The selection handles single files cleanly through clicking. Ctrl+click adds individual rectangles to selection, Shift+click selects ranges. The multi-select interface in treemap visualizations is inherently more awkward than list-based multi-select because spatial arrangement doesn’t always match selection order, but it works for cases where you want to act on several rectangles at once.

For bulk operations on many files, narrowing the view through filters first and then selecting all filtered results often works better than trying to multi-select through the visualization manually. The combination of filter expression plus select-all handles bulk scenarios that would be impractical through pure visual selection.

What affects scanning speed

Scan duration depends on storage speed and file count. SSDs scan dramatically faster than mechanical HDDs because directory traversal and metadata access happen at very different speeds. Drives with millions of small files take longer than drives with fewer larger files because file system overhead per file matters more than total size. Network drives scan at network-bandwidth-limited speeds rather than direct-storage speeds.

The asynchronous scanning means you can interact with results before the scan finishes. Larger files typically appear in the visualization first because the algorithm prioritizes them, with smaller files filling in as the scan continues. For users who need quick answers about major space consumers, the early portions of long scans often provide enough information to act on without waiting for completion.

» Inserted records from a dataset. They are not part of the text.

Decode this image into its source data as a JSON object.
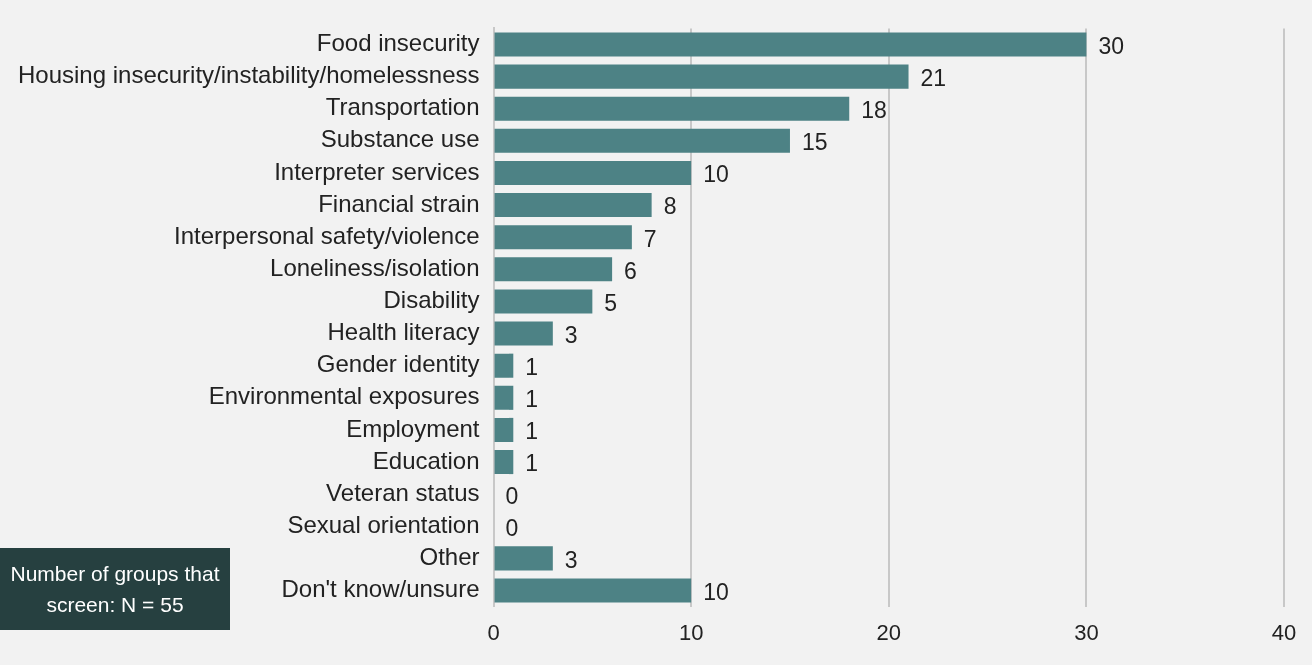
{
  "chart_data": {
    "type": "bar",
    "orientation": "horizontal",
    "categories": [
      "Food insecurity",
      "Housing insecurity/instability/homelessness",
      "Transportation",
      "Substance use",
      "Interpreter services",
      "Financial strain",
      "Interpersonal safety/violence",
      "Loneliness/isolation",
      "Disability",
      "Health literacy",
      "Gender identity",
      "Environmental exposures",
      "Employment",
      "Education",
      "Veteran status",
      "Sexual orientation",
      "Other",
      "Don't know/unsure"
    ],
    "values": [
      30,
      21,
      18,
      15,
      10,
      8,
      7,
      6,
      5,
      3,
      1,
      1,
      1,
      1,
      0,
      0,
      3,
      10
    ],
    "color": "#4d8285",
    "xlim": [
      0,
      40
    ],
    "xticks": [
      0,
      10,
      20,
      30,
      40
    ],
    "grid": "x",
    "data_labels": true,
    "annotations": [
      "Number of groups that screen: N = 55"
    ]
  }
}
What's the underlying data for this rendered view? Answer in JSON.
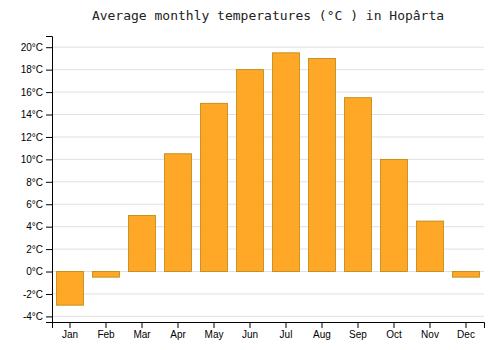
{
  "chart_data": {
    "type": "bar",
    "title": "Average monthly temperatures (°C ) in Hopârta",
    "categories": [
      "Jan",
      "Feb",
      "Mar",
      "Apr",
      "May",
      "Jun",
      "Jul",
      "Aug",
      "Sep",
      "Oct",
      "Nov",
      "Dec"
    ],
    "values": [
      -3.0,
      -0.5,
      5.0,
      10.5,
      15.0,
      18.0,
      19.5,
      19.0,
      15.5,
      10.0,
      4.5,
      -0.5
    ],
    "color": "#FFA726",
    "ylim": [
      -4.5,
      21
    ],
    "yticks": [
      {
        "value": -4,
        "label": "-4°C"
      },
      {
        "value": -2,
        "label": "-2°C"
      },
      {
        "value": 0,
        "label": "0°C"
      },
      {
        "value": 2,
        "label": "2°C"
      },
      {
        "value": 4,
        "label": "4°C"
      },
      {
        "value": 6,
        "label": "6°C"
      },
      {
        "value": 8,
        "label": "8°C"
      },
      {
        "value": 10,
        "label": "10°C"
      },
      {
        "value": 12,
        "label": "12°C"
      },
      {
        "value": 14,
        "label": "14°C"
      },
      {
        "value": 16,
        "label": "16°C"
      },
      {
        "value": 18,
        "label": "18°C"
      },
      {
        "value": 20,
        "label": "20°C"
      }
    ],
    "grid": true
  }
}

For users wanting faster results, scanning specific folders rather than entire drives produces dramatically faster outcomes when you already know roughly where space issues exist. Running the scan against C:\Users\YourName produces results in a fraction of the time that scanning the entire C: drive would take, and the results are typically more relevant because user folders contain most of what individual users actually generate.

Conclusion

For users dealing with disk space problems where they don’t actually know what’s using the space, SpaceSniffer turns the question from “navigate folders one by one looking at file sizes” into “see proportions immediately through visualization”. The treemap shows you the answer in the seconds it takes to look at the screen rather than the minutes it would take to dig through folder hierarchies manually, and the real-time scanning means useful information appears before the scan even completes.

The application fits users who value focused single-purpose tools over feature-loaded suites, who appreciate visualization over tables, and who don’t need active development to validate their software choices.